Submitted to: Landscape Ecology
Publication Type: Peer Reviewed Journal
Publication Acceptance Date: 12/22/2015
Publication Date: 8/16/2016
Citation: Mallinger, R.E., Gibbs, J., Gratton, C. 2016. Diverse landscapes have a higher abundance and species richness of spring wild bees by providing complementary floral resources over bees’ foraging periods. Landscape Ecology. 31(7):1523-1535. doi:10.1007/s10980-015-0332-z.

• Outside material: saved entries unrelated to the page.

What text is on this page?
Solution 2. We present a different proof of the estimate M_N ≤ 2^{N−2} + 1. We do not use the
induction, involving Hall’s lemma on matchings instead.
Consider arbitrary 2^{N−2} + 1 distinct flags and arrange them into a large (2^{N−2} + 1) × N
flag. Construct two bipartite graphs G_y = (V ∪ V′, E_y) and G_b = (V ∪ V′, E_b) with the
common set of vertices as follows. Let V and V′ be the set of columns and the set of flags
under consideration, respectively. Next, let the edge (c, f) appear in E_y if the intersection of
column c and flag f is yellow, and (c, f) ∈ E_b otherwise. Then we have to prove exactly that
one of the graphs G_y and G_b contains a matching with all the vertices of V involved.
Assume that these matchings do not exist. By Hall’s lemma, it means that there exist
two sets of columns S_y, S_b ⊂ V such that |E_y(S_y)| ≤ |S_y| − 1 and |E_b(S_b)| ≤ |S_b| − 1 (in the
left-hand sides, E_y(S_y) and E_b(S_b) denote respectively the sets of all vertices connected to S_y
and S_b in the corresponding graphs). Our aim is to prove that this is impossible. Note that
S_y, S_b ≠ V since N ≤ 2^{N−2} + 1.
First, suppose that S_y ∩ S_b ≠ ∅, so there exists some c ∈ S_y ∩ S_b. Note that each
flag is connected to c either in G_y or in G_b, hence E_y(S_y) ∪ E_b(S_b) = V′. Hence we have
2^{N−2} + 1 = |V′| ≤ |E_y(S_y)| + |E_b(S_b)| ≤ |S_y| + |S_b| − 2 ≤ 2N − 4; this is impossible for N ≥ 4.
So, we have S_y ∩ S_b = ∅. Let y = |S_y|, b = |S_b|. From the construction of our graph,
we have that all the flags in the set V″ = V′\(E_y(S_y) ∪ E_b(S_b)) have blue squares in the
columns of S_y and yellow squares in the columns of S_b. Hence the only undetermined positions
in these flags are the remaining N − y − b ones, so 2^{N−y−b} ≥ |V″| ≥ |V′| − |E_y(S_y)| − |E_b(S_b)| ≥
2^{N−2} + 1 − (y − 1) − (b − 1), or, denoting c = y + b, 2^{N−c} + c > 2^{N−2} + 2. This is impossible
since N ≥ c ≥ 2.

Interpretive Summary: Though landscape simplification and natural habitat loss often negatively affect wild bees, some land-use changes can diversify landscapes to support pollinator communities. We examined the effects of landscape diversity and amount of semi-natural habitat on wild bee abundance and species richness in 35 Wisconsin apple orchards. We also explored whether different habitats provide complementary floral resources for bees. When orchards were surrounded by more diverse landscapes and a greater amount of woodland habitat, wild bee abundance increased. Greater landscape diversity also increased the number of bee species within the orchard. It appears that different habitat types within diverse landscapes supported wild bees both by providing different types of flowers, and also by providing flowers at different times throughout the spring. Our results suggest that diverse landscapes, particularly ones that include both woodlands and grasslands, support wild bees by providing continuous flowers over bee foraging periods and diverse resources to meet different species’ requirements.

Technical Abstract: Landscape simplification and natural habitat loss can negatively affect wild bees. Alternatively, anthropogenic land-use change can potentially diversify landscapes to create complementary habitats that increase overall resource continuity and diversity. We examined the effects of landscape compositional diversity and amount of semi-natural woodland habitat on wild bee abundance and species richness within a pollinator-dependent crop, apples. We also explored whether different habitats within diverse landscapes provide complementary floral resources for bees across space and time. We sampled bees during apple bloom over two years within 35 orchards varying in surrounding landscape diversity and percent woodland at 1 km radii. To assess habitat complementarity, we measured abundance, richness, and community composition of flowers and bees within four common habitats, orchards, annual croplands, woodlands, and grasslands, over three periods from April – June. Wild bee abundance within orchards increased with both landscape diversity and percent woodland, while bee species richness increased only with landscape diversity. Habitats within diverse landscapes had different flower communities with varying phenologies; flowers were most abundant within orchards and woodlands in mid-spring, and then declined over time, while flowers within grasslands marginally increased throughout spring. Different habitat types also had different wild bee communities, and bee abundance within habitats changed over time, possibly due to changing resource availability. Our results suggest that diverse landscape mosaics, particularly ones with both woodland and grassland semi-natural habitat, support wild bees by providing continuous flowers over their foraging periods and diverse niches to meet different species’ requirements.